‘Implanting a microchip’: Russia will spin conspiracies to undermine US coronavirus vaccine

Russian President Vladimir Putin wants to undermine public confidence in any coronavirus vaccines developed by the United States, according to Western officials and central European analysts.

“We have seen some of these narratives circulating already in our region,” disinformation expert Daniel Milo, an analyst at GLOBSEC Policy Institute in Bratislava, Slovakia, told the Washington Examiner. “If you would be able to convince at least a part of the population that the government is actually trying to control you by implanting a microchip, you would achieve quite an important strategic advantage, I believe, just by lowering the overall trust of the population towards official authorities.”

That observation builds on U.S. and European warnings that Russia’s vast “disinformation ecosystem will act to undermine faith in a COVID vaccine,” as President Trump’s top counterpropaganda official at the State Department, special envoy Lea Gabrielle, recently put it. The effort is part of a broader disinformation operation designed to fortify Putin’s image at home while diminishing U.S. global influence, analysts say.

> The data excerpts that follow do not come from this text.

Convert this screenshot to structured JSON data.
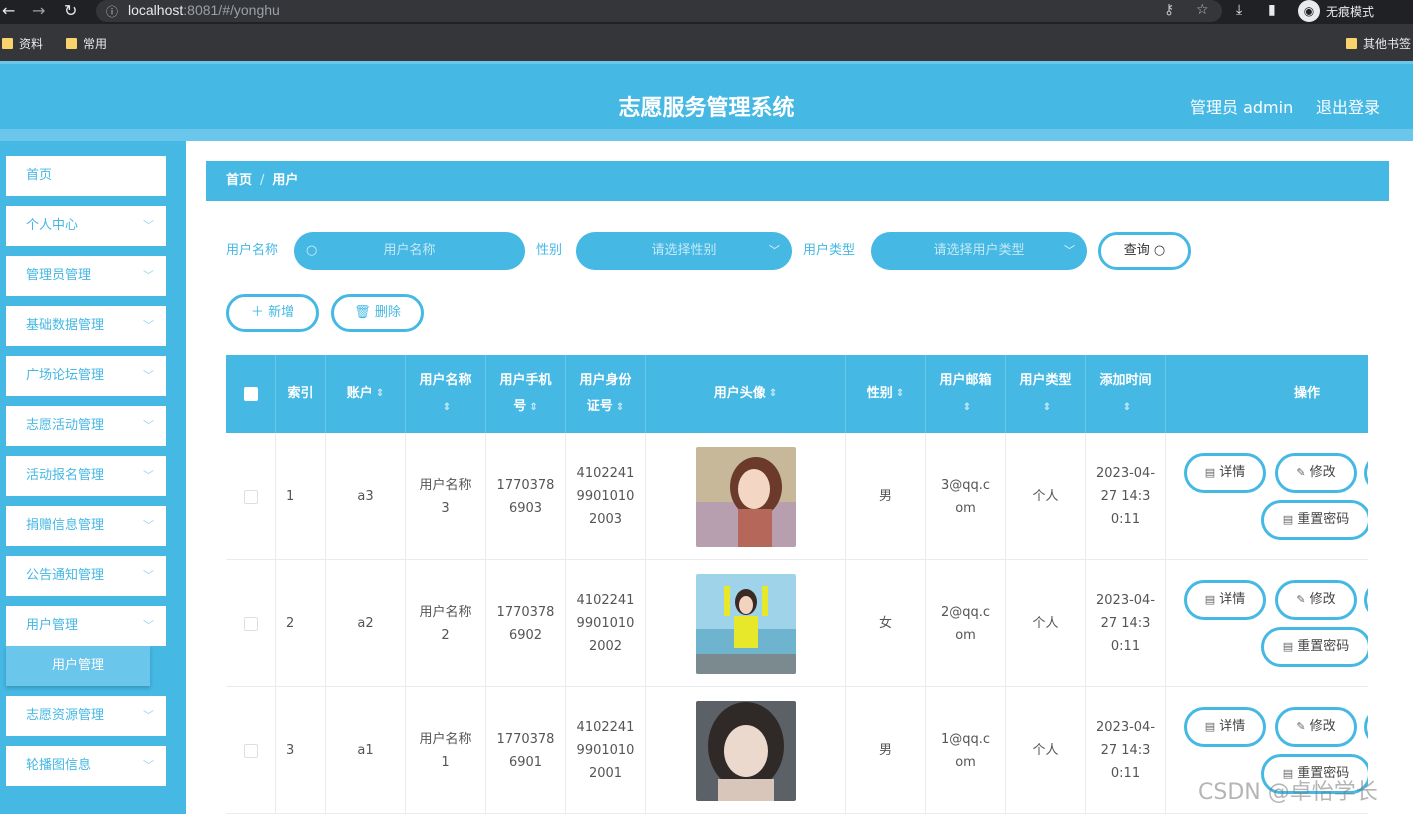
{
  "browser": {
    "url_host": "localhost",
    "url_rest": ":8081/#/yonghu",
    "incognito_label": "无痕模式",
    "bookmarks": [
      "资料",
      "常用"
    ],
    "other_bookmarks": "其他书签"
  },
  "header": {
    "title": "志愿服务管理系统",
    "admin_label": "管理员 admin",
    "logout": "退出登录"
  },
  "sidebar": {
    "items": [
      {
        "label": "首页"
      },
      {
        "label": "个人中心"
      },
      {
        "label": "管理员管理"
      },
      {
        "label": "基础数据管理"
      },
      {
        "label": "广场论坛管理"
      },
      {
        "label": "志愿活动管理"
      },
      {
        "label": "活动报名管理"
      },
      {
        "label": "捐赠信息管理"
      },
      {
        "label": "公告通知管理"
      },
      {
        "label": "用户管理"
      },
      {
        "label": "志愿资源管理"
      },
      {
        "label": "轮播图信息"
      }
    ],
    "active_sub": "用户管理"
  },
  "breadcrumb": {
    "home": "首页",
    "current": "用户"
  },
  "search": {
    "name_label": "用户名称",
    "name_placeholder": "用户名称",
    "gender_label": "性别",
    "gender_placeholder": "请选择性别",
    "type_label": "用户类型",
    "type_placeholder": "请选择用户类型",
    "query_button": "查询"
  },
  "actions": {
    "add": "新增",
    "delete": "删除"
  },
  "table": {
    "headers": {
      "index": "索引",
      "account": "账户",
      "name": "用户名称",
      "phone": "用户手机号",
      "id_card": "用户身份证号",
      "avatar": "用户头像",
      "gender": "性别",
      "email": "用户邮箱",
      "type": "用户类型",
      "added": "添加时间",
      "ops": "操作"
    },
    "buttons": {
      "detail": "详情",
      "edit": "修改",
      "reset": "重置密码"
    },
    "rows": [
      {
        "index": "1",
        "account": "a3",
        "name": "用户名称3",
        "phone": "17703786903",
        "id_card": "410224199010102003",
        "gender": "男",
        "email": "3@qq.com",
        "type": "个人",
        "added": "2023-04-27 14:30:11"
      },
      {
        "index": "2",
        "account": "a2",
        "name": "用户名称2",
        "phone": "17703786902",
        "id_card": "410224199010102002",
        "gender": "女",
        "email": "2@qq.com",
        "type": "个人",
        "added": "2023-04-27 14:30:11"
      },
      {
        "index": "3",
        "account": "a1",
        "name": "用户名称1",
        "phone": "17703786901",
        "id_card": "410224199010102001",
        "gender": "男",
        "email": "1@qq.com",
        "type": "个人",
        "added": "2023-04-27 14:30:11"
      }
    ]
  },
  "watermark": "CSDN @卓怡学长",
  "colors": {
    "primary": "#45b8e4",
    "light": "#6ac6ea",
    "chrome": "#202124"
  }
}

“I think it’s still hard for us sometimes to anticipate the use of this tactic because it’s just so contrary to our own values,” Gabrielle, who helms the Global Engagement Center, told reporters last week. “We’ve seen this in the past, and they’ll likely do this by introducing false information of their own and by amplifying local voices that push conspiracy theories. We see this time and time again.”

European Union officials issued a similar warning in a recent report on the “misleading and deceptive health information” disseminated by Kremlin-backed outlets. “These often involve extreme conspiracy theories alleging that governments will impose forced mass vaccination and nanochip implantation to establish social control, or that vaccines are either ineffective or outright harmful,” the European bloc’s diplomatic corps warned. “Bill Gates is a common target in these narratives.”

The report dovetails with a parallel Russian effort to raise conspiracy theories that U.S. officials in Ukraine may have somehow developed the virus that has spread around the globe.

“It helps Russia’s strategic objective to try to gain influence over Ukraine’s decision-making and prevent integration with the West,” Nataliya Bugayova, a former Ukrainian economy ministry adviser at the Institute for the Study of War, told the Washington Examiner. “If they can create that campaign in Ukraine and really put U.S. on the defensive, they can then extrapolate it via a global media machine and amplify it to then spread this narrative globally and basically feed these conspiracy theories about the U.S. and other countries.”

Russian Foreign Minister Sergey Lavrov gave a subtle boost to this disinformation operation effort this week. “Washington’s reluctance to ensure the transparency of its military biological activities in various regions of the world suggests many questions: What is taking place in reality there, and what goals are being pursued?” Lavrov said.

That comment, a reference to the Defense Department’s Biological Threat Reduction Program, which coordinates with Ukrainian agencies, evokes China’s high-profile claim that the U.S. Army brought the new virus to Wuhan.

The U.S. Embassy in Kyiv defended the program as an effort “to consolidate and secure pathogens and toxins of security concern in Ukrainian government facilities while allowing for peaceful research and vaccine development.”

The campaign might reflect Putin’s desire to discourage the Russian people from looking to the U.S. for deliverance from COVID-19. “It goes to Russian domestic politics,” Bugayova said. “It really matters for him, [to the] Great Russia narrative domestically, to downplay the U.S. role in the vaccine and somehow try to spin it.”

The darker explanation, Milo suggested, could be that “if you convince people not to get vaccinated, you increase the damage in case a second or a third wave of a virus hits a particular region.”

Such a preemptive strike on faith in an American-made vaccine puts Russia in the position of attacking a prospective cure that every country needs as quickly as possible. Yet Russia has a history of kicking Uncle Sam in the shins while U.S. officials hold some wolf by the ears. Lavrov accused the U.S. of supporting the Islamic State’s affiliate in Afghanistan, for instance, even though those terrorists likely would harm Russian interests in the absence of American troops.

“They very well might be interested — and I’m sure they actually are — in having the U.S. develop a vaccine and do it fast so that the rest of the world could benefit from it,” Bugayova said. “It doesn’t necessarily imply that they won’t try to take every possible information win out of it to support another set of goals — the longstanding goals of undermining trust in the U.S., domestically and globally.”